There has been more than a little bit of noise lately about the issue of honey adulteration. Consumers have been left wondering who they can trust. But it needs to be made clear this is not a honey production problem; rather a honey importation problem. A Fairfax-ABC investigation revealed many cheaper and house blended brands of imported honey have additives bulking them up, including sugar or beet syrup.
Using the C4 sugar test, the industry standard in Australia, all the allegedly adulterated samples passed as honey. But well-known brands have been caught out by relying on this test, which according to the investigation was not thorough enough to detect substitution in imported honey, particularly from China. This week Capilano Honey rejected the claims, questioning the accuracy of the alternative NMR test in Australia. This discrepancy, and the adequacy of testing, needs to be determined by an independent body.

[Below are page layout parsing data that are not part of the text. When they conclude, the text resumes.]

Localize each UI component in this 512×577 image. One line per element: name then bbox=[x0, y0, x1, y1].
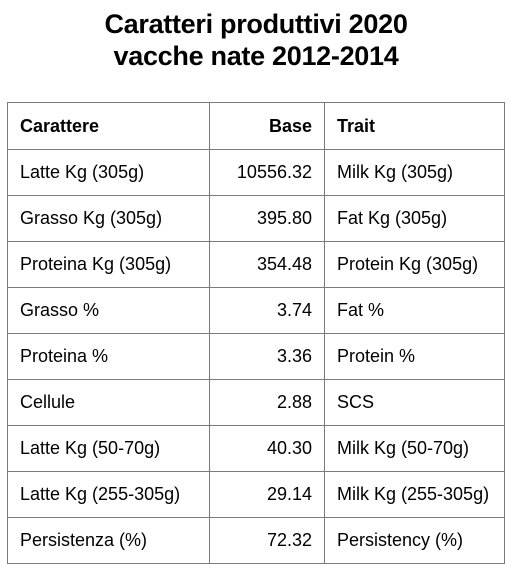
cell-trait: Milk Kg (305g) bbox=[324, 149, 505, 196]
table-row: Latte Kg (305g) 10556.32 Milk Kg (305g) bbox=[7, 149, 505, 196]
cell-base: 3.74 bbox=[209, 287, 325, 334]
cell-carattere: Cellule bbox=[7, 379, 210, 426]
cell-trait: Fat % bbox=[324, 287, 505, 334]
column-header-base: Base bbox=[209, 102, 325, 150]
document-title: Caratteri produttivi 2020 vacche nate 20… bbox=[0, 8, 512, 72]
table-row: Latte Kg (255-305g) 29.14 Milk Kg (255-3… bbox=[7, 471, 505, 518]
cell-base: 2.88 bbox=[209, 379, 325, 426]
cell-carattere: Grasso % bbox=[7, 287, 210, 334]
cell-trait: SCS bbox=[324, 379, 505, 426]
table-row: Grasso % 3.74 Fat % bbox=[7, 287, 505, 334]
traits-table: Carattere Base Trait Latte Kg (305g) 105… bbox=[7, 102, 505, 564]
cell-base: 29.14 bbox=[209, 471, 325, 518]
cell-base: 72.32 bbox=[209, 517, 325, 564]
table-row: Cellule 2.88 SCS bbox=[7, 379, 505, 426]
table-row: Latte Kg (50-70g) 40.30 Milk Kg (50-70g) bbox=[7, 425, 505, 472]
cell-carattere: Latte Kg (50-70g) bbox=[7, 425, 210, 472]
column-header-trait: Trait bbox=[324, 102, 505, 150]
table-header-row: Carattere Base Trait bbox=[7, 102, 505, 150]
cell-carattere: Grasso Kg (305g) bbox=[7, 195, 210, 242]
cell-carattere: Latte Kg (305g) bbox=[7, 149, 210, 196]
cell-trait: Protein % bbox=[324, 333, 505, 380]
cell-carattere: Persistenza (%) bbox=[7, 517, 210, 564]
table-row: Proteina % 3.36 Protein % bbox=[7, 333, 505, 380]
cell-base: 40.30 bbox=[209, 425, 325, 472]
title-line-2: vacche nate 2012-2014 bbox=[113, 41, 399, 71]
cell-carattere: Proteina % bbox=[7, 333, 210, 380]
cell-trait: Persistency (%) bbox=[324, 517, 505, 564]
cell-trait: Milk Kg (50-70g) bbox=[324, 425, 505, 472]
cell-base: 354.48 bbox=[209, 241, 325, 288]
cell-carattere: Proteina Kg (305g) bbox=[7, 241, 210, 288]
cell-base: 3.36 bbox=[209, 333, 325, 380]
table-row: Persistenza (%) 72.32 Persistency (%) bbox=[7, 517, 505, 564]
cell-base: 395.80 bbox=[209, 195, 325, 242]
table-row: Proteina Kg (305g) 354.48 Protein Kg (30… bbox=[7, 241, 505, 288]
cell-base: 10556.32 bbox=[209, 149, 325, 196]
cell-trait: Fat Kg (305g) bbox=[324, 195, 505, 242]
cell-trait: Milk Kg (255-305g) bbox=[324, 471, 505, 518]
title-line-1: Caratteri produttivi 2020 bbox=[104, 9, 408, 39]
cell-trait: Protein Kg (305g) bbox=[324, 241, 505, 288]
cell-carattere: Latte Kg (255-305g) bbox=[7, 471, 210, 518]
table-row: Grasso Kg (305g) 395.80 Fat Kg (305g) bbox=[7, 195, 505, 242]
column-header-carattere: Carattere bbox=[7, 102, 210, 150]
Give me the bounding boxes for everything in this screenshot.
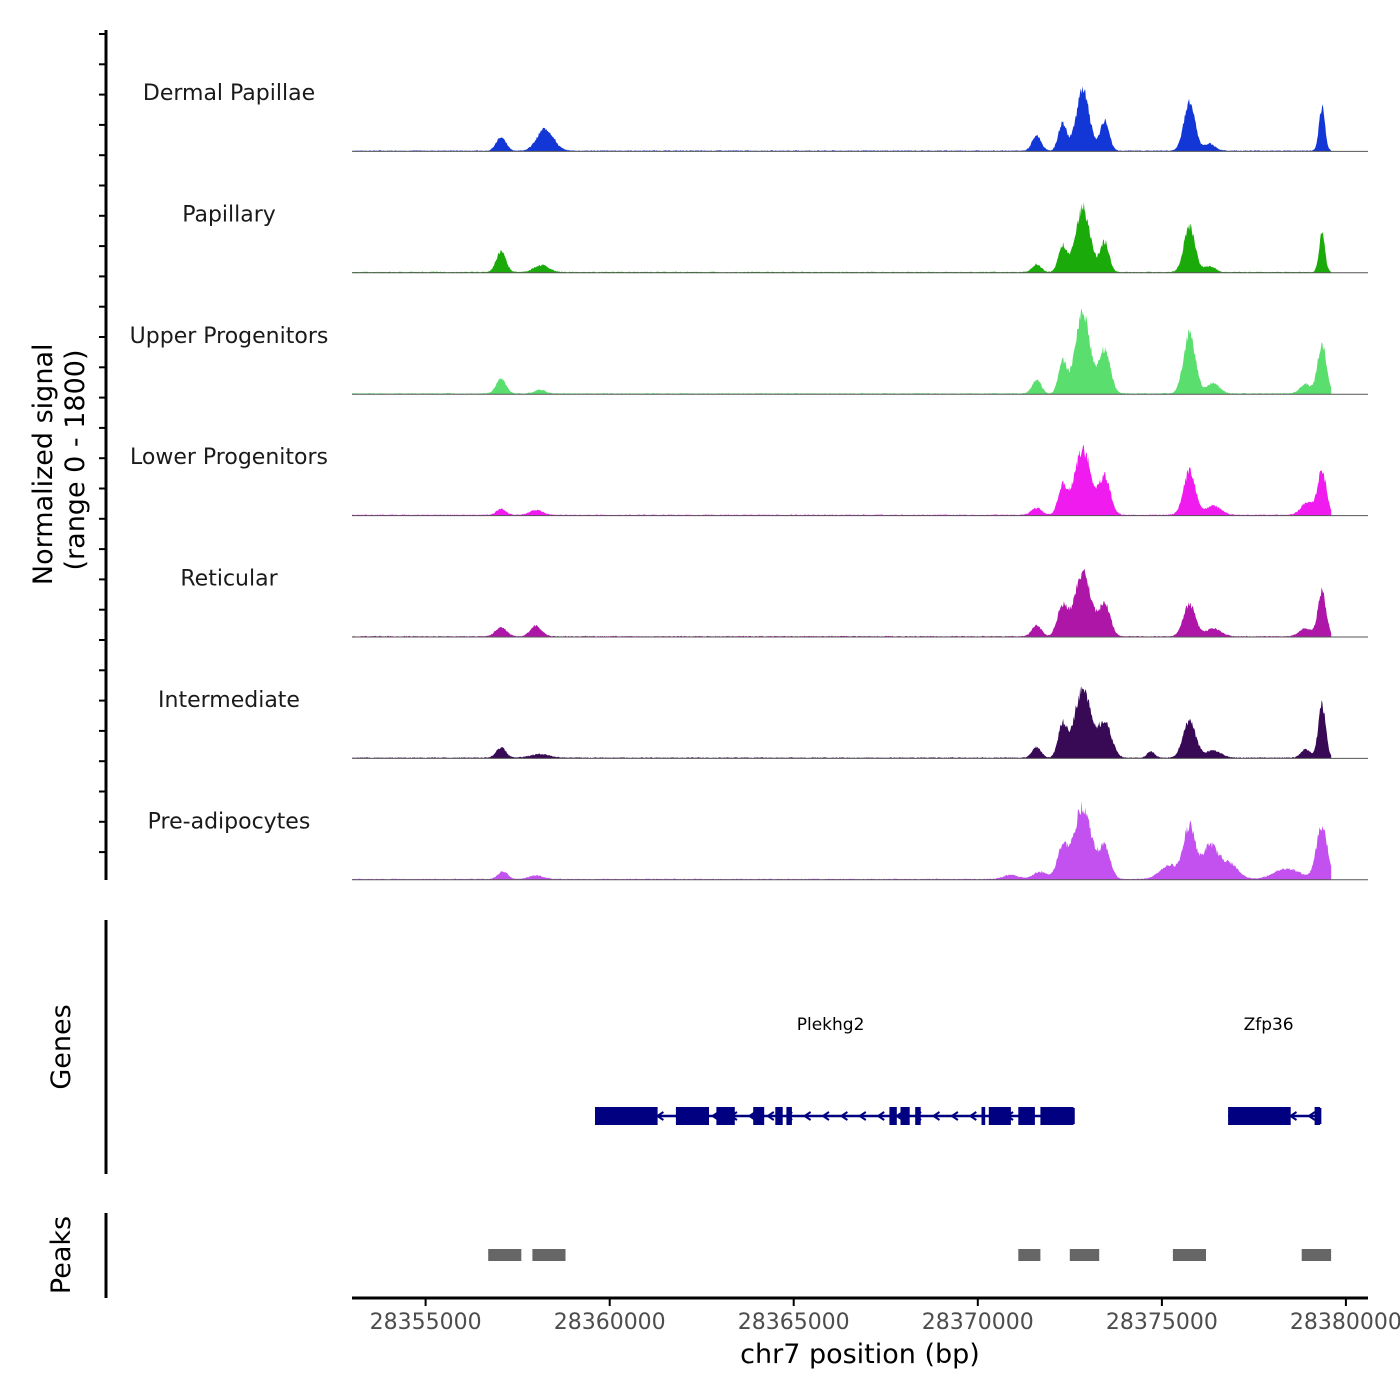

For the average consumer, it’s simple: what they buy is what they expect. This in turn means the accuracy of provenance becomes even more vital for the consumer. There is no nutritional harm done from the additives, but people have a right to know what they are consuming and make purchases accordingly.
The sloppiness and loopholes in Australian labelling, (think the healthy food labelling confusion) shows the paralysis of the Federal Government on this matter, and the power of the food industry in failing to serve the consumer. But in this case the impacts go further. For the local producer, this makes the point of difference all the greater, and consumers will choose on source and quality rather than simply on price – potentially making their cache even stronger.
So in many ways this is a call-out to the consumer to buy local; to ensure we are supporting Australian producers. But there is also the bigger argument which Australian honey-makers put forward: the flood of “adulterated” honey contributes to a decline in bee populations in nations, including Australia.
Such is the importance of bees to humanity that the decline and disappearance of these prolific pollinators would have catastrophic consequences. Two-thirds of agriculture depends on pollination by bees. As Albert Einstein said: “Man would have only four years of life left. No more bees, no more pollination, no more plants, no more animals, no more man.”